Letters to the Editor (Jan. 29)
Supporting King celebration
On behalf of the membership, staff and board of directors of The Kansas African American Museum, I’d like to thank the Wichita community for supporting our recent Martin Luther King holiday celebration.
We hosted afternoon auditions that led to seven Wichita-area students receiving $80,000 Wiley College scholarships that evening. Then, Wiley’s renowned acapella choir wrecked the awards ceremony at St. Mark United Methodist Church with an unbelievable performance.
That evening, we honored the important work of Deltha Colvin, David and Lynn Gilkey, Wichita police chief Gordon Ramsay, and the “Church on the Street” homeless ministry.
Our sterling emcee, Fred Ervin, guided us through an evening devoted to one of King’s most challenging ideas: finding your conscience, finding your voice and speaking truth to power – no matter the cost.
“There comes a time when silence is betrayal,” King said in that Riverside Church address criticizing the Vietnam War. Many believe the speech cost him his life a year later.

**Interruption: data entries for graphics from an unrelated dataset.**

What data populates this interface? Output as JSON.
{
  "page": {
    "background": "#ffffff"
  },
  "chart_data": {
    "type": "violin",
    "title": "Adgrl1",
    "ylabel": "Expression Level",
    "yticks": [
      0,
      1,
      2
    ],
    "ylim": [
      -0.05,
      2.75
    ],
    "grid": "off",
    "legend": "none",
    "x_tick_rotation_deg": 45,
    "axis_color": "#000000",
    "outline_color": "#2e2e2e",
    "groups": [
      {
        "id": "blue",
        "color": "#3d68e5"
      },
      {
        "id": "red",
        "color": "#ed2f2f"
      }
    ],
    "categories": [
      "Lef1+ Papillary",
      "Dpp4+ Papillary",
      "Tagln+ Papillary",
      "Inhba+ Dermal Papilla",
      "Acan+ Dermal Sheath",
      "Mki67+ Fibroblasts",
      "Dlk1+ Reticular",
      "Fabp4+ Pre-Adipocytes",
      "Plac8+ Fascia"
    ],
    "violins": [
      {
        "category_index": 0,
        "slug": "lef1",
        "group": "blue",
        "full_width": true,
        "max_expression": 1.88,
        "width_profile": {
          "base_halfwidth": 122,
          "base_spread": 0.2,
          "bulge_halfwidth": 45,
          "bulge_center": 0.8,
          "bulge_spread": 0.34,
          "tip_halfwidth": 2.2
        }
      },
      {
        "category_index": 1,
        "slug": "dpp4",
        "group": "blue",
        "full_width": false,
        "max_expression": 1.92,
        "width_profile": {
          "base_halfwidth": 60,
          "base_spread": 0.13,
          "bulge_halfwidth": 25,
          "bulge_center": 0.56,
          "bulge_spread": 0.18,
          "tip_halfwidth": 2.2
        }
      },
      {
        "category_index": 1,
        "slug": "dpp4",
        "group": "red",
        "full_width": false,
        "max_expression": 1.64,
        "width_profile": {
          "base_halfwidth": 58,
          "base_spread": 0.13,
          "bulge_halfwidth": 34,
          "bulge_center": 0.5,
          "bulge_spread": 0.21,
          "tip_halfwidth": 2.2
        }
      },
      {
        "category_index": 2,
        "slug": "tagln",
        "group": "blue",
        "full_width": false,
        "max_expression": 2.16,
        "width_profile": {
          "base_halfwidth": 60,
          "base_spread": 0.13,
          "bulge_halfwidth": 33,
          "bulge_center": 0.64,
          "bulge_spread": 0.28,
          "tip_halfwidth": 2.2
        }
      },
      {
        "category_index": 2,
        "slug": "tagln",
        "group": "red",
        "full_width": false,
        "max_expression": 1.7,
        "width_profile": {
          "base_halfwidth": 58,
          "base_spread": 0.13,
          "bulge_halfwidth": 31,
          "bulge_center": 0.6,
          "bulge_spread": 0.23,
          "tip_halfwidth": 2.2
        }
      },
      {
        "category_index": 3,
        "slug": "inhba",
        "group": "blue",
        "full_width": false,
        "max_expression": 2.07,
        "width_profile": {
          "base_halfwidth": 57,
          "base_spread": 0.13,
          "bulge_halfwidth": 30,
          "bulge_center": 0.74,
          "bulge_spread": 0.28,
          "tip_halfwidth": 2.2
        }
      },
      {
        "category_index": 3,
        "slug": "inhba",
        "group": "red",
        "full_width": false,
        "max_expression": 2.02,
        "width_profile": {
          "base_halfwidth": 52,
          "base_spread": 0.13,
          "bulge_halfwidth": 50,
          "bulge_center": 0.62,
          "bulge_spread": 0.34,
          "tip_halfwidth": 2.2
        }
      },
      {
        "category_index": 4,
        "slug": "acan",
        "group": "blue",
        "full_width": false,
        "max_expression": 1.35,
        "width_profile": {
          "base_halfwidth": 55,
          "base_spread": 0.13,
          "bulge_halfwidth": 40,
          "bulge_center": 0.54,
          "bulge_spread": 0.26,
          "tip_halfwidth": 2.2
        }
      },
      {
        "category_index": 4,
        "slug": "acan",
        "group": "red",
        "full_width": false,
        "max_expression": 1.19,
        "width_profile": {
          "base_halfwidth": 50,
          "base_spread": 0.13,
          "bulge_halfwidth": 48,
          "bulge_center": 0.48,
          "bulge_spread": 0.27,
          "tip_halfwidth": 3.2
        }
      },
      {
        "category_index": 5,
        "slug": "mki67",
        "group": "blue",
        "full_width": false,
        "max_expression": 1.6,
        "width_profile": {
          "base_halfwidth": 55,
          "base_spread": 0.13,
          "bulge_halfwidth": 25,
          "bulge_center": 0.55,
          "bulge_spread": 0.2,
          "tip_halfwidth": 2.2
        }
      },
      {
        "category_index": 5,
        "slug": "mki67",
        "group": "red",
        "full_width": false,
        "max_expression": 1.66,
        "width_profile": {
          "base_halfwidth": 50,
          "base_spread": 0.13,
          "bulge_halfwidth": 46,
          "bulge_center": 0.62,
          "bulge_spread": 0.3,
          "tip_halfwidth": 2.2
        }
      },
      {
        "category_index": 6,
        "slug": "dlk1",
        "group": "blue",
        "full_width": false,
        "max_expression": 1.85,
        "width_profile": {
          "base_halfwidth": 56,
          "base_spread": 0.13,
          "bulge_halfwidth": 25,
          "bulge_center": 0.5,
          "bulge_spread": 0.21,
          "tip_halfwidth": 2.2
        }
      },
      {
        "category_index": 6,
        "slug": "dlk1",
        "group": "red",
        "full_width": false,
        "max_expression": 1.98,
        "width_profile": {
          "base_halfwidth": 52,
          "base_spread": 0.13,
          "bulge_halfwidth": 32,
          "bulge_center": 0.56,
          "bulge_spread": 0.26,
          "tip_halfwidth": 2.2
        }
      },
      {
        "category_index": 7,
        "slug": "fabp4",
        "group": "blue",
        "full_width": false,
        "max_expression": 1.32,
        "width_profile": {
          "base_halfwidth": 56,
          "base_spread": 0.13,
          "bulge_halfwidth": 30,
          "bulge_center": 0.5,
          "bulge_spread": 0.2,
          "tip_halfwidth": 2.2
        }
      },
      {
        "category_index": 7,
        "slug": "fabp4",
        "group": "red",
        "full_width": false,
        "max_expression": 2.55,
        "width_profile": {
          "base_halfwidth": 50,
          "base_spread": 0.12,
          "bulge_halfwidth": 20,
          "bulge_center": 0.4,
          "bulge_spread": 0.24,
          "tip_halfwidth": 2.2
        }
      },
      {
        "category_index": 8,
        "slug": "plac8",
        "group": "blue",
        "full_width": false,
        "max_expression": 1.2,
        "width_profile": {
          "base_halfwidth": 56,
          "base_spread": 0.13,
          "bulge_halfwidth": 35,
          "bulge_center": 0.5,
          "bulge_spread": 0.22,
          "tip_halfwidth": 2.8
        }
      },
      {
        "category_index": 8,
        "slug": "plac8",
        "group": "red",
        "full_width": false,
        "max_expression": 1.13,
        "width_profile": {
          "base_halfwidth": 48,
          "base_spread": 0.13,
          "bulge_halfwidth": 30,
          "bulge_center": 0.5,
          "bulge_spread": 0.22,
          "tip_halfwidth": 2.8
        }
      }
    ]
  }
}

But King’s spirit lives on here in Wichita, where community servants such as Colvin, the Gilkeys, our police chief and homelessness advocates, educate children, protect the vulnerable, and nudge us inexorably toward our hearts, our conscience and our better angels.
Mark McCormick,
executive director,
Kansas African American Museum
Dennis stands for education
Dale Dennis is a Kansas treasure. He is the most knowledgable person in the state about school finance and a strong advocate for public education. I have witnessed Dennis in legislative committee meetings patiently providing basic information to hostile or poorly informed legislators. He has stayed on the job past retirement age when we had anti-public education commissioners. Superintendents and boards can rely upon him for budget advice and information.
The current attack on him appears to be an effort to discredit the court ruling for adequate school financing by suggesting that funds were misspent. When writing the school finance formula, the Legislature needs to consider that many urban students may live less than two miles from their schools but they do not have a safe neighborhood or safe traffic crossings to enable them to walk to school.